Im bösartigen Tumor funktioniert die Mikrozirkulation nicht mehr gut. Stoffwechsel und Blutgerinnung kommen zum Erliegen, das Gewebe stirbt ab. Totes Gewebe bezeichnen wir chinesisch als Stase. Um die Stase fließt es viel schlechter: Es kommt zur Stagnation.
An dieser Stelle eine kurze Zusammenfassung der Faktoren, die zu einer Blut-Stagnation führen. Dabei sei noch eine bei uns sehr beliebte Patt-Stellung zwischen Feuchtigkeit (Unverdautes, noch nicht eingedickt) und Hitze (der «Eindicker») genannt: die feuchte Hitze. Feuchtigkeit (Unverdautes von einer müden Milz, welche Klares von Trübem nicht trennt) ist kühl, ein Yin-Pathogen, und sinkt ab. Hitze ist heiß, ein Yang-Pathogen, und steigt auf. Treffen sie sich, versucht die Feuchtigkeit, die Hitze zu kühlen, schafft es aber nicht ganz. Die Hitze versucht die Feuchtigkeit zu trocknen, schafft es aber auch nicht ganz, wie bei einem Feuer, das man mit einem feuchten Tuch löschen möchte. Das Endergebnis ist feuchte Hitze, ein Hin und Her zwischen Feuchtigkeit und Hitze, das den Kampf des Körpers gegen diese Pathogene versinnbildlicht, und diese entspricht chronischen Entzündungen. Zum Beispiel ist die chronische Entzündung des Dickdarms bei der Colitis ulcerosa feuchte Hitze und ein Nährboden für Krebs.
Die Therapie des Huo Xue Qu Yu, die Behandlung von Blut-Stagnation und Blut-Stase, wird entweder präventiv angewandt, um zu verhindern, dass es zu einer Blut-Stagnation kommt, oder trifft in einem späten Stadium der Erkrankung auf den Tumor.

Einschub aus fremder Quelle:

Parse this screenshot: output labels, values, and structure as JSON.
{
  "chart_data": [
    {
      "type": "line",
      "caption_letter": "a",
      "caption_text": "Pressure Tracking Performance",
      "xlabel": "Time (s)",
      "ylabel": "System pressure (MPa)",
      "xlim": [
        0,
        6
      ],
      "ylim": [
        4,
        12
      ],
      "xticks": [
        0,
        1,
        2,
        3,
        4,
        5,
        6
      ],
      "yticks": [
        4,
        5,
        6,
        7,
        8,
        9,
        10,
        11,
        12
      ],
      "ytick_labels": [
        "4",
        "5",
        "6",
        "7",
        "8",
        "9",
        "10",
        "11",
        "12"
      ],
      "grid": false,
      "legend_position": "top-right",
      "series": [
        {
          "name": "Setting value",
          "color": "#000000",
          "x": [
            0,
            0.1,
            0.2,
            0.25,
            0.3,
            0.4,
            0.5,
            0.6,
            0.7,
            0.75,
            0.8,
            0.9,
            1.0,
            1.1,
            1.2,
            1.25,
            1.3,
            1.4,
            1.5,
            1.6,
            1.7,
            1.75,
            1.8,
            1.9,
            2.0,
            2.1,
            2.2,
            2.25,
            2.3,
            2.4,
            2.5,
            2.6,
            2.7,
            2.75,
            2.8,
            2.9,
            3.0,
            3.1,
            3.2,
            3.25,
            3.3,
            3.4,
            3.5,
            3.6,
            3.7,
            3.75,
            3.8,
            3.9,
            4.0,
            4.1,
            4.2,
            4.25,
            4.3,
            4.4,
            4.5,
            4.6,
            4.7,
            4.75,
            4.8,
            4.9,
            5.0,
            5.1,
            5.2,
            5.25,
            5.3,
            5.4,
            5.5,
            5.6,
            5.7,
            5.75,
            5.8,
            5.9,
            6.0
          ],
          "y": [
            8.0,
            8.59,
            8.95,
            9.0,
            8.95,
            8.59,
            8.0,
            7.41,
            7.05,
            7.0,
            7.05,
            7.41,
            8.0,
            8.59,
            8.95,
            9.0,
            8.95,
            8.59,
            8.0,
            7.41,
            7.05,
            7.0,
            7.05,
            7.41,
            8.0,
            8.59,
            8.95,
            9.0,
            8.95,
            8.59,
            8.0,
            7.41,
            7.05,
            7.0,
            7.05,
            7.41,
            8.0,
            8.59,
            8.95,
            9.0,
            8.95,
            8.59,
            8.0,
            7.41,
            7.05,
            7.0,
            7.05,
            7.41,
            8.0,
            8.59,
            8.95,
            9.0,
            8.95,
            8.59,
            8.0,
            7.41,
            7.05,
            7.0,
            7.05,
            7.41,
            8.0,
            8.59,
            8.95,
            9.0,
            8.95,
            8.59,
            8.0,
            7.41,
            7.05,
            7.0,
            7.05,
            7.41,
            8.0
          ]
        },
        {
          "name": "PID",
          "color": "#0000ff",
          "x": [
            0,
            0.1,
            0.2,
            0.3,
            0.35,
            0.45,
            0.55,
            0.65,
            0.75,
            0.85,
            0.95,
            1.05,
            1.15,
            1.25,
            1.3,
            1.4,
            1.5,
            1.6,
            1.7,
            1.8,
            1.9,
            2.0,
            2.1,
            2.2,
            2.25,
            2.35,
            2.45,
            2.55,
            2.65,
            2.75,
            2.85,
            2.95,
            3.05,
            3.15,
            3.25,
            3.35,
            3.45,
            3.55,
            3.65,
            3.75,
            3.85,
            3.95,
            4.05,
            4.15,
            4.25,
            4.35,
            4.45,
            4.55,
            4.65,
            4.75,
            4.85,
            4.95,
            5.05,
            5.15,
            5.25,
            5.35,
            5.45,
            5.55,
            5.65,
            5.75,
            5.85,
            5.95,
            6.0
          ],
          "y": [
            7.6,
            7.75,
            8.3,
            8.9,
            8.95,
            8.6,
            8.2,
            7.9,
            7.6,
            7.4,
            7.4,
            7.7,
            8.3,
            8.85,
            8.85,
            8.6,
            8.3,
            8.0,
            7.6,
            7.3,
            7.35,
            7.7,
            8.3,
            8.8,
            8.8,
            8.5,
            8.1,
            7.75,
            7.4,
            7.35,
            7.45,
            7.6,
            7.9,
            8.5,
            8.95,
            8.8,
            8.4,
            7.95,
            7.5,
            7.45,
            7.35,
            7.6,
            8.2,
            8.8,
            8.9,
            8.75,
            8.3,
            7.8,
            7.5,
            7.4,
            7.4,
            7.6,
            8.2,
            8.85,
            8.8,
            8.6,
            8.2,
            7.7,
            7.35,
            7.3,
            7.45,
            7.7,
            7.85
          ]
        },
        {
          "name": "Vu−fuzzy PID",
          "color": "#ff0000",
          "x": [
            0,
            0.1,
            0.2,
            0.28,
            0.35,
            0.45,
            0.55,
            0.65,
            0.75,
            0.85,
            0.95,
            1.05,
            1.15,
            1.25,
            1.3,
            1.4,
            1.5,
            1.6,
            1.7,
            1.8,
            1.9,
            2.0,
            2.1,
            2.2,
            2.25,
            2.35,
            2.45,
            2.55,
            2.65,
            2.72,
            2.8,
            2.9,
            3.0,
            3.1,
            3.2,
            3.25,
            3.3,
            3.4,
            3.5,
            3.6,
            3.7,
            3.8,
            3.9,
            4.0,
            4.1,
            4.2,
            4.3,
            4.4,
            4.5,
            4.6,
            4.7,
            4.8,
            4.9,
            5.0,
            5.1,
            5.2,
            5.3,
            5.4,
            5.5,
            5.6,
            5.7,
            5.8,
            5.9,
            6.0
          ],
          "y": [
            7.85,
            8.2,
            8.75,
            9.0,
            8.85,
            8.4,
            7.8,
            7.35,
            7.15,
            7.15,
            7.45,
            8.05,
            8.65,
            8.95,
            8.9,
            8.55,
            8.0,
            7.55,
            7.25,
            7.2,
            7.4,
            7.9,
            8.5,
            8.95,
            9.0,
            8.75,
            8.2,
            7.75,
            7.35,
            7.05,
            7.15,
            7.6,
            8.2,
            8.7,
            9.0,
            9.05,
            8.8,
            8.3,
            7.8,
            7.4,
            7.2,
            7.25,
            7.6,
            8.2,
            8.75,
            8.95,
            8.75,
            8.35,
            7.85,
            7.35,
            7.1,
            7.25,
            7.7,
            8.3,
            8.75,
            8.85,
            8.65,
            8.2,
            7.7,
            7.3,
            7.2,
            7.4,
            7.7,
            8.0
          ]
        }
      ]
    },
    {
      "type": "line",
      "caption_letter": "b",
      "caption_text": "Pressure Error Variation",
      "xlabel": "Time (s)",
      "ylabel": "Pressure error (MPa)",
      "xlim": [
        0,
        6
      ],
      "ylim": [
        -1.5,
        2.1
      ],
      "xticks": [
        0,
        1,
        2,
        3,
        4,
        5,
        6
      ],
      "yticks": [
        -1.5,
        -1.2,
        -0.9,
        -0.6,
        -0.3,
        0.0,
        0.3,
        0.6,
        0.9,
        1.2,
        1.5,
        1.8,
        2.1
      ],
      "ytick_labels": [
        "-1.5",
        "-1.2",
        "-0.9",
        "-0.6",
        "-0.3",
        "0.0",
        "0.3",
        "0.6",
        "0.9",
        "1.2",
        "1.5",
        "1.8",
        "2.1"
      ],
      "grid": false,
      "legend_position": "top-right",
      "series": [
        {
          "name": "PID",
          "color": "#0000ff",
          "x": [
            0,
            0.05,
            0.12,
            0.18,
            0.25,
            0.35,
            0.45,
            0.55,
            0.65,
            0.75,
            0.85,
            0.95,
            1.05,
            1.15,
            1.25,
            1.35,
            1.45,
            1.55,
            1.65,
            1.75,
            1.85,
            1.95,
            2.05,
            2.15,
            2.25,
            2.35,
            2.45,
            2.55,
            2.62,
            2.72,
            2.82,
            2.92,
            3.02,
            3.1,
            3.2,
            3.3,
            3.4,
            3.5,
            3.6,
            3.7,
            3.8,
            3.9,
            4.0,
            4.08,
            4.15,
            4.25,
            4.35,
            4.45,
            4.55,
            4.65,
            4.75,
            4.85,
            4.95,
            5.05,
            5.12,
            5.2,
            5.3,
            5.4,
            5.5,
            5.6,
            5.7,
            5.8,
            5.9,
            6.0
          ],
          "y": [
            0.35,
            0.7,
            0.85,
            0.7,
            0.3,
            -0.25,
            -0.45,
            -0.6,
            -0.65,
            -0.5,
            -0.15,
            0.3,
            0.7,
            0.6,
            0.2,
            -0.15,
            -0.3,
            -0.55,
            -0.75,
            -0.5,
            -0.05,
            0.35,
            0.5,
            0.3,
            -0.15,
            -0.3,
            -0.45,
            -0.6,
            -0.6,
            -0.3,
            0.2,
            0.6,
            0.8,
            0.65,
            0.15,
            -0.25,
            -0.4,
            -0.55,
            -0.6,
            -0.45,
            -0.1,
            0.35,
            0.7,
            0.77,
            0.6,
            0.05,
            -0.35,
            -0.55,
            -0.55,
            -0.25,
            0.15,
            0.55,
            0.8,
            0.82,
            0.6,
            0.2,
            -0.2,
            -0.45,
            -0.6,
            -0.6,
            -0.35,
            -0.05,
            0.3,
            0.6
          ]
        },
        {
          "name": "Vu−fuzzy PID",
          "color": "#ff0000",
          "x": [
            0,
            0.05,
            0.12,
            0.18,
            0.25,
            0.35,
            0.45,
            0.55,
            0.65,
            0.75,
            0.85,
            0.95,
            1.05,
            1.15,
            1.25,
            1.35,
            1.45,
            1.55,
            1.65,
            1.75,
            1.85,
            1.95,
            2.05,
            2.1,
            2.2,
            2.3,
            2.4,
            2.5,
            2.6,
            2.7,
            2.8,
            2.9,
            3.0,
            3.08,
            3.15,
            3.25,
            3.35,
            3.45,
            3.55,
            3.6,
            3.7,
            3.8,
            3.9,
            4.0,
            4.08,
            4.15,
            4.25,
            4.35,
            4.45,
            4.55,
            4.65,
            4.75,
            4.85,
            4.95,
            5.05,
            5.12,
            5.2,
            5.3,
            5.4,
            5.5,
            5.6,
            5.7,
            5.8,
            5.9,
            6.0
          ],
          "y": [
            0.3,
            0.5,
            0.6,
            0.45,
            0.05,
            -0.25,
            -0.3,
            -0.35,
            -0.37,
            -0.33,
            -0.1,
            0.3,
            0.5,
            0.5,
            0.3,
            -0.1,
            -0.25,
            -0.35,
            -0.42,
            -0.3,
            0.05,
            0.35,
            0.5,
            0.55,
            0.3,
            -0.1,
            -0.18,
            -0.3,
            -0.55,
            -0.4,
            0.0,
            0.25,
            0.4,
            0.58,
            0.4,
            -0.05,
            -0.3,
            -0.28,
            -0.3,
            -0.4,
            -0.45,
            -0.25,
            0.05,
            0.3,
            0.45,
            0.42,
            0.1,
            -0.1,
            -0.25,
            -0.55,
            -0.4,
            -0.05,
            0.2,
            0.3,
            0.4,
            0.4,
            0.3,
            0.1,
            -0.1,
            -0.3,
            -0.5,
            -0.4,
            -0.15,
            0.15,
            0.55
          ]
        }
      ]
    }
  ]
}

Sind Zeichen von Blut-Stagnation vorhanden, hat das in der Chinesischen Medizin absolute Priorität.
Blut-Stase, also «totes Fleisch», kann der Körper bis zu einem gewissen Teil selbst abbauen, wird aber bei uns meist chirurgisch entfernt.
Blut-Stagnation entspricht westlich oft einer Störung der Kapillardurchblutung, der Mikrozirkulation.